Десятого апреля 1931 года в специальном «украин* ском информационном бюллетене» Евген Коновалец признался, что его организация «черпает средства от наших людей в Америке и Европе». Какие это «люди» — всем отлично известно. Сам «верховный комендант» Коновалец все тридцатые годы получал ежемесячно по 150 американских долларов, или по 1300 польских злотых, тогда как жалованье посла в сейм буржуазной Польши не превышало 1000 злотых. Время от времени националисты получали денежную помощь не только из Америки и Германии, но даже от маленькой Литвы, подданным которой официально числился болтающийся по разным странам Евген Коновалец — друг тогдашнего министра буржуазной Литвы Зауниса. Министр иностранных дел Литвы Заунис выдал Коновальцу дипломатический паспорт. Помощь Зауниса украинским националистам выражалась и в том, что газета ОУН «Сурма», по приказу литовского министра, тайно печаталась в типографии Каунасской тюрьмы и оттуда тюками перебрасывалась в Польшу, с которой тогда Литва разорвала дипломатические отношения.
Из чужого денежного корыта, помимо злотых, получаемых от своего папаши, черпал и Степан Бандера. «Из молодых, да ранний!» — говорили про него, видя, как, не гнушаясь никакими методами, стремится утвердить свое место в сборище националистов этот волчонок. Если в юности, для того чтобы «укрепить волю» будущего националиста, Степан Бандера на глазах у своих единомышленников давил на пари одной рукой кошек, то уже начиная с тридцатых годов он постепенно переносит свою практику на людей. Это именно он изобрел пресловутую бандеровскую удавку — такую комбинацию веревочной петли, которой можно тихо, бесшумно задавить человека в любом положении. «Возвращения назад для нас нет, потому что все мосты за собой мы сожгли и все корабли потопили»,— заявляет Бандера на страницах националистической газетенки «Сурма». Та же газета призывает: «Нет среди нас места для людей малой веры или для слабовольных, у кого пошаливают нервы. Таких надо без всякого милосердия бросать себе под ноги, ибо кто не шагает вместе, тот мешает в пути». Осуществляя на практике эту «доктрину», Бандера лично приказывает своему подручному, некоему Королишину, убить в июне 1934 года во Львове почти ребенка, ученика седьмого класса гимназии, только за то, что тот не пожелал идти в ногу с националистическими бандитами.
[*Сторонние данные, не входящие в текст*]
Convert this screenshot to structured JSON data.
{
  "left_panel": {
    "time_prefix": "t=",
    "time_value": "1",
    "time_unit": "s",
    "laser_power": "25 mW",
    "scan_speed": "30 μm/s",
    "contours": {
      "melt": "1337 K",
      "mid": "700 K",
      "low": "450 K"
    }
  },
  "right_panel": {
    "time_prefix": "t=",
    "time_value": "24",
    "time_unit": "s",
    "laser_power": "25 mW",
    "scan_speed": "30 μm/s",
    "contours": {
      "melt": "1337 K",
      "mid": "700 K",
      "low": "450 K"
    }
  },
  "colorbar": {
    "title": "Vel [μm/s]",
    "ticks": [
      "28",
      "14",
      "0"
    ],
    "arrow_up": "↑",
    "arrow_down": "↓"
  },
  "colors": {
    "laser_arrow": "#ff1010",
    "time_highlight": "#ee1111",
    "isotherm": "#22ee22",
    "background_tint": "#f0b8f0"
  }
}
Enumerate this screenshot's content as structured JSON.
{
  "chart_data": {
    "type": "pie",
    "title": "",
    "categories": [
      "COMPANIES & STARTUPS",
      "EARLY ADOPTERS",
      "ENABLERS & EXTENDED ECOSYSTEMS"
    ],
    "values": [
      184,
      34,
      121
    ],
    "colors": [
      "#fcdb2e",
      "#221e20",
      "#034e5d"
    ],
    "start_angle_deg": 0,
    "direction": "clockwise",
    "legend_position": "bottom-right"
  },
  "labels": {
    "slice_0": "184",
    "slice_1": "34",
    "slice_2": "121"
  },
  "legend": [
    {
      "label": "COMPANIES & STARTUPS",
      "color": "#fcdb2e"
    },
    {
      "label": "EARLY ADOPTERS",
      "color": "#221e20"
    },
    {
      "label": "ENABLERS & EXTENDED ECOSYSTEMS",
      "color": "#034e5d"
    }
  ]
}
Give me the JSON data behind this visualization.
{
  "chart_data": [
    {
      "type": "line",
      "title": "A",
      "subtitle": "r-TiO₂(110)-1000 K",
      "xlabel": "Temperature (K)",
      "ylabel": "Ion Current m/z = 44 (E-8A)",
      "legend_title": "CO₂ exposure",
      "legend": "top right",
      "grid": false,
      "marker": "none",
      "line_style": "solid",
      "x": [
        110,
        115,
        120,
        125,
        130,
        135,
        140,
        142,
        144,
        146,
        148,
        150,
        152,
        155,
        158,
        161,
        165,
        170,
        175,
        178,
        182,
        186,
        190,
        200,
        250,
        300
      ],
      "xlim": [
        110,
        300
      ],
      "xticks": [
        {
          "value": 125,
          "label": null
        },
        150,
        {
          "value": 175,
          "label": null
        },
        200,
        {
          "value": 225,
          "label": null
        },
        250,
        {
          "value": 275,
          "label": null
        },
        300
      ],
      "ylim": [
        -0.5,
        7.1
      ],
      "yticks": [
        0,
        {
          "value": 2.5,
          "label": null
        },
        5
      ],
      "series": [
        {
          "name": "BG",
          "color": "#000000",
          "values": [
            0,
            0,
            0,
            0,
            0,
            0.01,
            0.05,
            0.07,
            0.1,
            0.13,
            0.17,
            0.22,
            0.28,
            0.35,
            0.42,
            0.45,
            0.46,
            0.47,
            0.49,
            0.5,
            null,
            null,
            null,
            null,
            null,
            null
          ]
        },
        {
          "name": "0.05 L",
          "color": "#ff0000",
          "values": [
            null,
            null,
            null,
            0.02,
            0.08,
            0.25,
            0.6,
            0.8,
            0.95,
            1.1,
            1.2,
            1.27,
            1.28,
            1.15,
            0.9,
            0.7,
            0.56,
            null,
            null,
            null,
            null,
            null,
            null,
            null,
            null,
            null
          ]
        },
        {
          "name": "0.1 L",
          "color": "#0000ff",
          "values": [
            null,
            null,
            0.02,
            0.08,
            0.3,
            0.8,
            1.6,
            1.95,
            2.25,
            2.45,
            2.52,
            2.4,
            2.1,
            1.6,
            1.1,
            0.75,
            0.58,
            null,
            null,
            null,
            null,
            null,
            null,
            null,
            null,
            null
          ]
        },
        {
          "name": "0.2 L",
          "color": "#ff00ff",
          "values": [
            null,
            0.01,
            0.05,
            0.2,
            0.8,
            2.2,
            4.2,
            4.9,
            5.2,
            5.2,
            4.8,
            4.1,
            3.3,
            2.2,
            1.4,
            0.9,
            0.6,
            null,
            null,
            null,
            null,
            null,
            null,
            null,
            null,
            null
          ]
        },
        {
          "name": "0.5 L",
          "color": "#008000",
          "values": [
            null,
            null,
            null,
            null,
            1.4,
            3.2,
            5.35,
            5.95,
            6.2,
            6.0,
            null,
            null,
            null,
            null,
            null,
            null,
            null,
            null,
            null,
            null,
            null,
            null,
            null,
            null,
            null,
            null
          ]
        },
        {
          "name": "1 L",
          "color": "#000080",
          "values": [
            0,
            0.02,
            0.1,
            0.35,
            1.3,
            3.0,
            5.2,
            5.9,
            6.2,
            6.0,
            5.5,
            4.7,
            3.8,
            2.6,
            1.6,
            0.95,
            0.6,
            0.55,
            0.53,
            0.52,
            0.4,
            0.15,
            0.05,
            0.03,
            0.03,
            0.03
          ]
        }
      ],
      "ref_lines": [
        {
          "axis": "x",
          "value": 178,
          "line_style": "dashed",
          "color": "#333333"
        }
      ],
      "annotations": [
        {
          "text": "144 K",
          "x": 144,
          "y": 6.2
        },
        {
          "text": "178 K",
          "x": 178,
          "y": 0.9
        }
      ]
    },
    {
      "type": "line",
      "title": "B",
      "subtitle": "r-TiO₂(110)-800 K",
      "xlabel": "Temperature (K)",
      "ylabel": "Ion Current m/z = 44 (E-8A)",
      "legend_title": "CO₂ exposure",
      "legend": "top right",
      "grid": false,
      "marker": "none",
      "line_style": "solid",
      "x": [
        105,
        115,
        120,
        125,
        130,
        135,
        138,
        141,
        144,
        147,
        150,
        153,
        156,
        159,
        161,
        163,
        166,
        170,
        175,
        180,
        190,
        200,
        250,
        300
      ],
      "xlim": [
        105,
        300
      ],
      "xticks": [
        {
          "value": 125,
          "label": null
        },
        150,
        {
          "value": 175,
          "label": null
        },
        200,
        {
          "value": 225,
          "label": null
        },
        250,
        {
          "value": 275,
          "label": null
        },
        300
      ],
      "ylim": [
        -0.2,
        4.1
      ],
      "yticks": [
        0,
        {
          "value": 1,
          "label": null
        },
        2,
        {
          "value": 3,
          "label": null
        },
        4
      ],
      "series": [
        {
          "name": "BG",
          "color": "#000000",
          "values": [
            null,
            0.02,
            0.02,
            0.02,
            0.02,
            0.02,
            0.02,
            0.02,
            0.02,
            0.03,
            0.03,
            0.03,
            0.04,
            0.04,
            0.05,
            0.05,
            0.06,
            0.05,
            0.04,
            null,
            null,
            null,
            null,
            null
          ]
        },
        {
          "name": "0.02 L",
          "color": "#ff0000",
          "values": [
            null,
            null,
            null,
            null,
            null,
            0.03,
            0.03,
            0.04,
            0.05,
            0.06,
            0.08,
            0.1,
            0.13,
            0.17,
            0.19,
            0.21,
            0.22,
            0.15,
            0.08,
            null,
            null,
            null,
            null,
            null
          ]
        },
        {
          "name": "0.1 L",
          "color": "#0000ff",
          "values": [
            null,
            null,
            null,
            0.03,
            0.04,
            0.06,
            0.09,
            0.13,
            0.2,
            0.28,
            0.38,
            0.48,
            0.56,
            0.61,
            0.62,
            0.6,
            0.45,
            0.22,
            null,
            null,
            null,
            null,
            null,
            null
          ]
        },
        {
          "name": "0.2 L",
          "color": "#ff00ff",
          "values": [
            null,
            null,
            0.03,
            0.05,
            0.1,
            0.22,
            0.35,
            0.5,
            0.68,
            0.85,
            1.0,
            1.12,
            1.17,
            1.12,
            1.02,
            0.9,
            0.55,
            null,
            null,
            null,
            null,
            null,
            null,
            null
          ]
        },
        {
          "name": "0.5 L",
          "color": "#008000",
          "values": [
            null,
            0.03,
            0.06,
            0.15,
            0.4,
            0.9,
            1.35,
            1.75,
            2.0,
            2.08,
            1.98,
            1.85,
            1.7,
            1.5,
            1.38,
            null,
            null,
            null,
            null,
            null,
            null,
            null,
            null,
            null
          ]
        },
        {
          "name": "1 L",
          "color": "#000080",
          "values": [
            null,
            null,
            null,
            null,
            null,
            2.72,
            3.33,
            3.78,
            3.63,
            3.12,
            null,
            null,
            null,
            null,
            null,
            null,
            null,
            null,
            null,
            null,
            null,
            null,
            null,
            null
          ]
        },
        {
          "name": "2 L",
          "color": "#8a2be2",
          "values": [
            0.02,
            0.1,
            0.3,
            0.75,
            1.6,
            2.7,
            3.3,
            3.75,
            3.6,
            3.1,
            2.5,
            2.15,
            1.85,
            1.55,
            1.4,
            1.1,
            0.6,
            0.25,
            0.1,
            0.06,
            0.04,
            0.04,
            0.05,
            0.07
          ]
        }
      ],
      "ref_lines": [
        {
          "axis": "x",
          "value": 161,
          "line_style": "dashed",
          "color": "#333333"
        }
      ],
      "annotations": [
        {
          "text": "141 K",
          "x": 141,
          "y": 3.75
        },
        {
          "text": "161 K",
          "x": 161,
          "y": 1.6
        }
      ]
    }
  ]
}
Именно в связи с таким указанием подручные Банде-ры убивают вблизи Дрогобыча кузнеца Билецкого и вырезывают у него на лбу красную звезду, только потому, что кузнец Билецкий стал склоняться на сторону коммунистов. Да разве только одни эти преступления являются вехами кровавого пути поповича, фамилия которого начинает слово «банда»?